Camping on the ridge was surreal – the huge collection of surrounding glaciers were constantly dropping chunks of ice, so there was a thunderous boom occurring every few minutes. Occasionally the noise was slightly different, indicating a rock fall rather than ice fall. We managed to see one massive rockfall, with a huge debris cloud rolling most of the way down Caroline Face and the noise rumbling for minutes. The tumbling boulders threw up a giant dust cloud, which hovered above the line of collapse for about 15 minutes. This was plenty to re-affirm my disinterest in mountaineering, and strengthen my love of (hopefully more solid) rock climbing.

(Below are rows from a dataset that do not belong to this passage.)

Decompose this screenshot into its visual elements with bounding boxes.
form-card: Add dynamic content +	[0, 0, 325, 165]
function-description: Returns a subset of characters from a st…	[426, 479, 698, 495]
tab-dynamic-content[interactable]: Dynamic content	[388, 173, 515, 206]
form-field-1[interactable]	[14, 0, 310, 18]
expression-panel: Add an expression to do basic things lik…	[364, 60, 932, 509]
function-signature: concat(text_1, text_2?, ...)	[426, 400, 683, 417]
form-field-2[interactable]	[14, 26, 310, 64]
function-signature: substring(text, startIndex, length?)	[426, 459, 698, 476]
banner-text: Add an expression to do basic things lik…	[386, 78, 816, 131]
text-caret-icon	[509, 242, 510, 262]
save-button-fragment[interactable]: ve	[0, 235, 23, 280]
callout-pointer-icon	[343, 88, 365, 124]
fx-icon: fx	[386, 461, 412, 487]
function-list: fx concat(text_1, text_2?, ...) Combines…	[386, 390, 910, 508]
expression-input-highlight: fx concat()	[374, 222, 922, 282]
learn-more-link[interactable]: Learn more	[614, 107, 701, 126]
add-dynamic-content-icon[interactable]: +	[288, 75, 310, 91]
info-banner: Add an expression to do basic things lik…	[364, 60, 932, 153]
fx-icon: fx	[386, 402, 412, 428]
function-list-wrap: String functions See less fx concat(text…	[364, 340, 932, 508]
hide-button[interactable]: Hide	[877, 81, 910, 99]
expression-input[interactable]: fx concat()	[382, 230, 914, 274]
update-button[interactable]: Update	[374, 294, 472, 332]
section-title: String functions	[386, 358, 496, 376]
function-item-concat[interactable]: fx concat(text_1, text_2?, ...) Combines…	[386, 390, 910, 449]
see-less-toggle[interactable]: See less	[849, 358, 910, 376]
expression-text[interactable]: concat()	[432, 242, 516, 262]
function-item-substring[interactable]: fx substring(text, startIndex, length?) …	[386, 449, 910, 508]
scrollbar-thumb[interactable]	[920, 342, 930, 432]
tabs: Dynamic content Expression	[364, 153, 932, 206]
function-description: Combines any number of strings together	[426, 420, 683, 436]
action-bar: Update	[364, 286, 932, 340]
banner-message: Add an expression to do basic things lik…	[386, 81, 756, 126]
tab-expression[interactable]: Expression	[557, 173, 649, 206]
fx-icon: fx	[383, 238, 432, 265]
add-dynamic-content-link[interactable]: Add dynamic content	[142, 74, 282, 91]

We set an alarm for 5.30am to catch the promised amazing sunrise on Caroline Face, but awoke not only an hour too early, but unfortunately to yet another cloudy day. Despite the lack of sunrise, the view was astounding. After a relaxed breakfast and plenty more photos we began our wander down the hill, knowing we had plenty of time and were in no great rush to get back. The walk back was pretty uneventful, the four wheel drive track seemed even less exciting on the walk back, but the icebergs in the lake were a nice view for the first half of the walk.
It’s a great feeling every time we are reunited with the Mighty Bongo after a trip away, knowing he hasn’t been disturbed by any undesirables. We rounded the last bend and saw him sleeping peacefully in the car park, then headed to the Alpine Club Unwin Hut. Having worn ourselves out we had earnt the excellent hot shower and relaxation time. It was now time to twiddle our thumbs, bide our time, and pray for weather that will let us into Twin Streams, or at least be good enough to spend some more time at Sebastopol Bluffs.